Nurse -– who says he’d like to lose a few pounds himself –- says in talking to Gasol it was the routine afforded by the lockdown that was an early feature of the pandemic that helped the big man’s cause and leaves little excuse for the rest of us.

“I didn’t ask him what his purpose was [for his weight loss],” said Nurse. “I would imagine, just guessing his purpose is kind of get in shape, play at his highest level, continue to get better as a player.

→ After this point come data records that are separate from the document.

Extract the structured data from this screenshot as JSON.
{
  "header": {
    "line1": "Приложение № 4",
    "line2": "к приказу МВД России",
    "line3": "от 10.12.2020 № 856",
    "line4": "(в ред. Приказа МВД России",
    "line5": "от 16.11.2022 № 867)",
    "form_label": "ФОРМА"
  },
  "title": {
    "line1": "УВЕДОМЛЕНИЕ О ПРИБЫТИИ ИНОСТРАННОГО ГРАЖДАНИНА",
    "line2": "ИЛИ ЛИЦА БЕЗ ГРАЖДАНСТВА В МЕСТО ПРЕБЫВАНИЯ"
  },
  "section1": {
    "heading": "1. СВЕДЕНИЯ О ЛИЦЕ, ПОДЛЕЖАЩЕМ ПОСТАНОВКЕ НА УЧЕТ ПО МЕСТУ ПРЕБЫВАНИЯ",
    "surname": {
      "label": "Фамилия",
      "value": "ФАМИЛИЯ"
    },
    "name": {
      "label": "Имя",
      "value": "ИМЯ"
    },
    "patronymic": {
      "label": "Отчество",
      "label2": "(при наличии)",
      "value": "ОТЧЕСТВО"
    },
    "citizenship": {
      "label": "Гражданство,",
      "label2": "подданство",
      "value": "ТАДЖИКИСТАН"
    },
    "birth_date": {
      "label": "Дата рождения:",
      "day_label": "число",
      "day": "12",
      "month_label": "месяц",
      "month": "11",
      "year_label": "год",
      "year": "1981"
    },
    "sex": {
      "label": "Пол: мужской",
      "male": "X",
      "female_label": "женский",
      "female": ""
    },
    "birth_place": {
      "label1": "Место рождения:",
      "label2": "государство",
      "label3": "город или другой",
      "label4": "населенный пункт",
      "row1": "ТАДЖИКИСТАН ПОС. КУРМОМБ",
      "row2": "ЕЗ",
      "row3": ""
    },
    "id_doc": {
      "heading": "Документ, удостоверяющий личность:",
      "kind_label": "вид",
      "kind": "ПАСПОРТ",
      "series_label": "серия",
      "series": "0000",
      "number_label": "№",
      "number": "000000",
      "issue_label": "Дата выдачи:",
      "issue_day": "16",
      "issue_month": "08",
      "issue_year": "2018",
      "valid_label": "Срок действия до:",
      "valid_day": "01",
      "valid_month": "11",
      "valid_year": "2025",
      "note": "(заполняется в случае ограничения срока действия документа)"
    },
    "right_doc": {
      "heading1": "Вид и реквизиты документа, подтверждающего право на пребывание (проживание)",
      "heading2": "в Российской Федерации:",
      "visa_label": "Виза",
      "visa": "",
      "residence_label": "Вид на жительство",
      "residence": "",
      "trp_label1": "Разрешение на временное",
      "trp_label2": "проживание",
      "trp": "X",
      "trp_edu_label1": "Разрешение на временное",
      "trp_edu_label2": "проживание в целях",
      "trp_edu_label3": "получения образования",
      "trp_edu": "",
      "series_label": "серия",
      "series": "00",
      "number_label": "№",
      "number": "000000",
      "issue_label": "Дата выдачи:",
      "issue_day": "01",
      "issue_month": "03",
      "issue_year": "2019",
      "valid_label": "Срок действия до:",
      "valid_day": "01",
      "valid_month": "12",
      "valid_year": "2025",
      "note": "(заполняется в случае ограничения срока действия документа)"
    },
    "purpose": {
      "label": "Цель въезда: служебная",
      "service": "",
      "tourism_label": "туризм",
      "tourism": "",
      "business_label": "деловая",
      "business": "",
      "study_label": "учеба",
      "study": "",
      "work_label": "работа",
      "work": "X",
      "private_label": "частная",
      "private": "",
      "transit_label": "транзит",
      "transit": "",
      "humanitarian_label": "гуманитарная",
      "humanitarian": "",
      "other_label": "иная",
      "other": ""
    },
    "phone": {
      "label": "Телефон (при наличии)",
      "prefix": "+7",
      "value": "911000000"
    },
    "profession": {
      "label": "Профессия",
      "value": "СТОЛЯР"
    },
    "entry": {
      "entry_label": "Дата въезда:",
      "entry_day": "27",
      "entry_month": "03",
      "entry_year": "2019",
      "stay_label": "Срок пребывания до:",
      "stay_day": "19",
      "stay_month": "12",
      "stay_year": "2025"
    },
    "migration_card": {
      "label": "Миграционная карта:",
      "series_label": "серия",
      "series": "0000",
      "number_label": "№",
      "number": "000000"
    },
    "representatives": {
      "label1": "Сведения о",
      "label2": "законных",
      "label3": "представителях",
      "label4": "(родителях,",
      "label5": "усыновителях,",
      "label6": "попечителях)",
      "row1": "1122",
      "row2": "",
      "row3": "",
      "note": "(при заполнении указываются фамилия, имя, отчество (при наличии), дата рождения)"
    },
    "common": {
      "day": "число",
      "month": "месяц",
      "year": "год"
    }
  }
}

“I did ask him about what was the key, what’d you do, and he just said ‘Man, it was consistency,’ it was just again with the situation we’ve all been in in the last four months, you take out the games and all the long road trips and the late night flights, and all the things that factor in making fitness and nutrition a little harder, take all those out and he just said it was a consistent rhythm, eating at the same time every day, and eating very healthy obviously, and all that stuff.”

Finding a rhythm

With 22 teams sharing three practice floors, scheduling is somewhat out of the team’s hands, but you won’t find Nurse complaining. Teams generally are assigned a three-hour block in the morning or the afternoon in which they need to get warm-ups done, team drill work and individual skill development.

It’s plenty, Nurse says.

“I think all of us for four months have lost the rhythm of our lives, right, the ways we probably want them to set up,” he said. “You just kinda gotta be open-minded and adaptable and just kind of take it.

“I mean a three-hour block of time is a pretty long time that we can usually get our stretching and corrective pre-practice work done, start somewhere in the middle of that… block of time to get their main work done and then you kind of taper out of it, get some shooting.

“You’ve seen us before, some of the younger guys… kind of putting the second session to kind of get ‘em those reps that they need on the defensive end and all that stuff.

“We’re trying to manage it a little bit individually but also get a bunch of group work done as well.”